Każdy, kto miał kiedyś chęć obrzucić jajami nadętego polityka, może to teraz bez ryzyka zrobić w rzeczywistości wirtualnej. Wystarczy zajrzeć pod brazylijski adres internetowy, wybrać nazwisko kliknięciem myszki i rzucać do woli.

Jeśli w ofercie nie ma akurat naszego faworyta - możemy go sobie dopisać. Chociaż rzucać można w kogokolwiek, niekoniecznie w polityków, ale właśnie "wybrańcy narodu" stanowią 80 procent celów. Wątpliwą palmę pierwszeństwa dzierży prezydent Brazylii, Fernando Henrique Cardoso, w którego rzucano już około 11000 razy.

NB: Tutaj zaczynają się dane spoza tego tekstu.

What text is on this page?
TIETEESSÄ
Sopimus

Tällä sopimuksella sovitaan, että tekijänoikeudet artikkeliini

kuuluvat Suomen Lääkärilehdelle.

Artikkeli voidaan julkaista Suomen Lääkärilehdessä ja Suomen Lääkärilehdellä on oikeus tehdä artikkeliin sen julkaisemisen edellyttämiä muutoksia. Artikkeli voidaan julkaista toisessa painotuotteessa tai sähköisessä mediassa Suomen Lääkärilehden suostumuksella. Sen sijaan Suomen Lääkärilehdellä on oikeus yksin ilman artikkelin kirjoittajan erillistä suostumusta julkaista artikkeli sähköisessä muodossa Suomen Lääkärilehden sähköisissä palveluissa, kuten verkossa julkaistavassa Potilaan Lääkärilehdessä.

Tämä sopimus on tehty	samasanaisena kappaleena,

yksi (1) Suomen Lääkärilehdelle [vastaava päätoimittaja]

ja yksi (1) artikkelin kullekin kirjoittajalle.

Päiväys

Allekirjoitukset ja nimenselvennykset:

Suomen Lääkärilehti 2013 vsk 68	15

Trochę wirtualnych jaj poleciało też nie na ludzi, lecz na instytucje, takie jak Międzynarodowy Fundusz Walutowy, na firmy tytoniowe i na różne drużyny piłkarskie. Cybernauci chętnie rzucają też w teściowe, w szefów, w byłych małżonków.

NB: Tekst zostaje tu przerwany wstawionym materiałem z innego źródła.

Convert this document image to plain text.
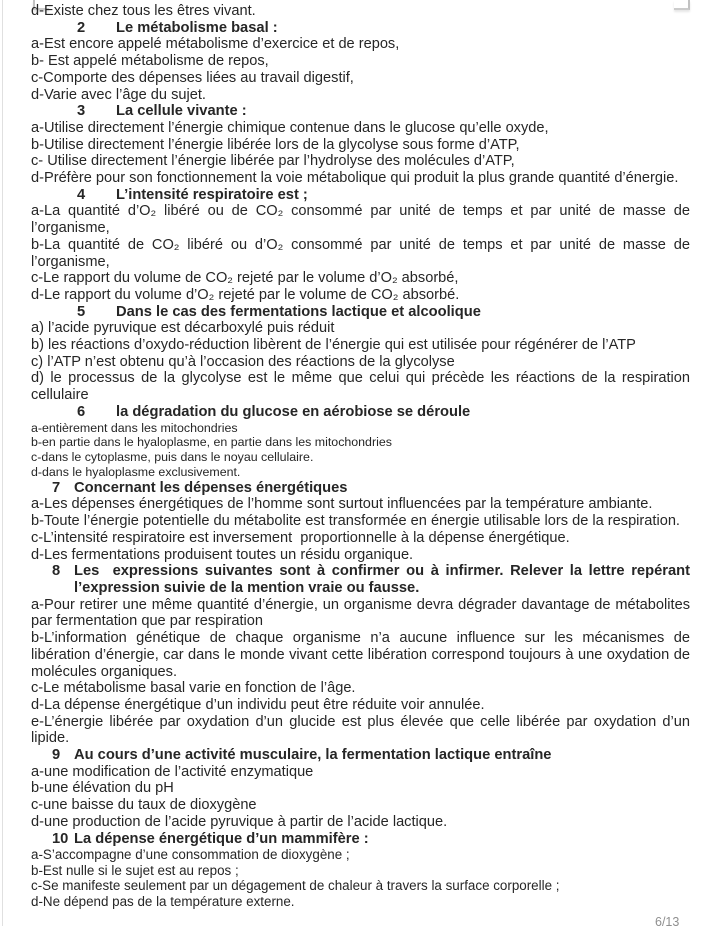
d-Existe chez tous les êtres vivant.
2 Le métabolisme basal :
a-Est encore appelé métabolisme d’exercice et de repos,
b- Est appelé métabolisme de repos,
c-Comporte des dépenses liées au travail digestif,
d-Varie avec l’âge du sujet.
3 La cellule vivante :
a-Utilise directement l’énergie chimique contenue dans le glucose qu’elle oxyde,
b-Utilise directement l’énergie libérée lors de la glycolyse sous forme d’ATP,
c- Utilise directement l’énergie libérée par l’hydrolyse des molécules d’ATP,
d-Préfère pour son fonctionnement la voie métabolique qui produit la plus grande quantité d’énergie.
4 L’intensité respiratoire est ;
a-La quantité d’O₂ libéré ou de CO₂ consommé par unité de temps et par unité de masse de l’organisme,
b-La quantité de CO₂ libéré ou d’O₂ consommé par unité de temps et par unité de masse de l’organisme,
c-Le rapport du volume de CO₂ rejeté par le volume d’O₂ absorbé,
d-Le rapport du volume d’O₂ rejeté par le volume de CO₂ absorbé.
5 Dans le cas des fermentations lactique et alcoolique
a) l’acide pyruvique est décarboxylé puis réduit
b) les réactions d’oxydo-réduction libèrent de l’énergie qui est utilisée pour régénérer de l’ATP
c) l’ATP n’est obtenu qu’à l’occasion des réactions de la glycolyse
d) le processus de la glycolyse est le même que celui qui précède les réactions de la respiration cellulaire
6 la dégradation du glucose en aérobiose se déroule
a-entièrement dans les mitochondries
b-en partie dans le hyaloplasme, en partie dans les mitochondries
c-dans le cytoplasme, puis dans le noyau cellulaire.
d-dans le hyaloplasme exclusivement.
7 Concernant les dépenses énergétiques
a-Les dépenses énergétiques de l’homme sont surtout influencées par la température ambiante.
b-Toute l’énergie potentielle du métabolite est transformée en énergie utilisable lors de la respiration.
c-L’intensité respiratoire est inversement  proportionnelle à la dépense énergétique.
d-Les fermentations produisent toutes un résidu organique.
8 Les  expressions suivantes sont à confirmer ou à infirmer. Relever la lettre repérant l’expression suivie de la mention vraie ou fausse.
a-Pour retirer une même quantité d’énergie, un organisme devra dégrader davantage de métabolites par fermentation que par respiration
b-L’information génétique de chaque organisme n’a aucune influence sur les mécanismes de libération d’énergie, car dans le monde vivant cette libération correspond toujours à une oxydation de molécules organiques.
c-Le métabolisme basal varie en fonction de l’âge.
d-La dépense énergétique d’un individu peut être réduite voir annulée.
e-L’énergie libérée par oxydation d’un glucide est plus élevée que celle libérée par oxydation d’un lipide.
9 Au cours d’une activité musculaire, la fermentation lactique entraîne
a-une modification de l’activité enzymatique
b-une élévation du pH
c-une baisse du taux de dioxygène
d-une production de l’acide pyruvique à partir de l’acide lactique.
10 La dépense énergétique d’un mammifère :
a-S’accompagne d’une consommation de dioxygène ;
b-Est nulle si le sujet est au repos ;
c-Se manifeste seulement par un dégagement de chaleur à travers la surface corporelle ;
d-Ne dépend pas de la température externe.
6/13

Nie wszystkim żart się podoba. Szef policji w Rio de Janeiro, Icaro Silva uważa, że "obraza moralna jest taka sama, jak w wypadku prawdziwego jaja". Na pewno ryzyko jest mniejsze - w Brazylii za ciśnięcie rzeczywistym jajkiem w znaną osobistość można trafić na 2 lata do więzienia.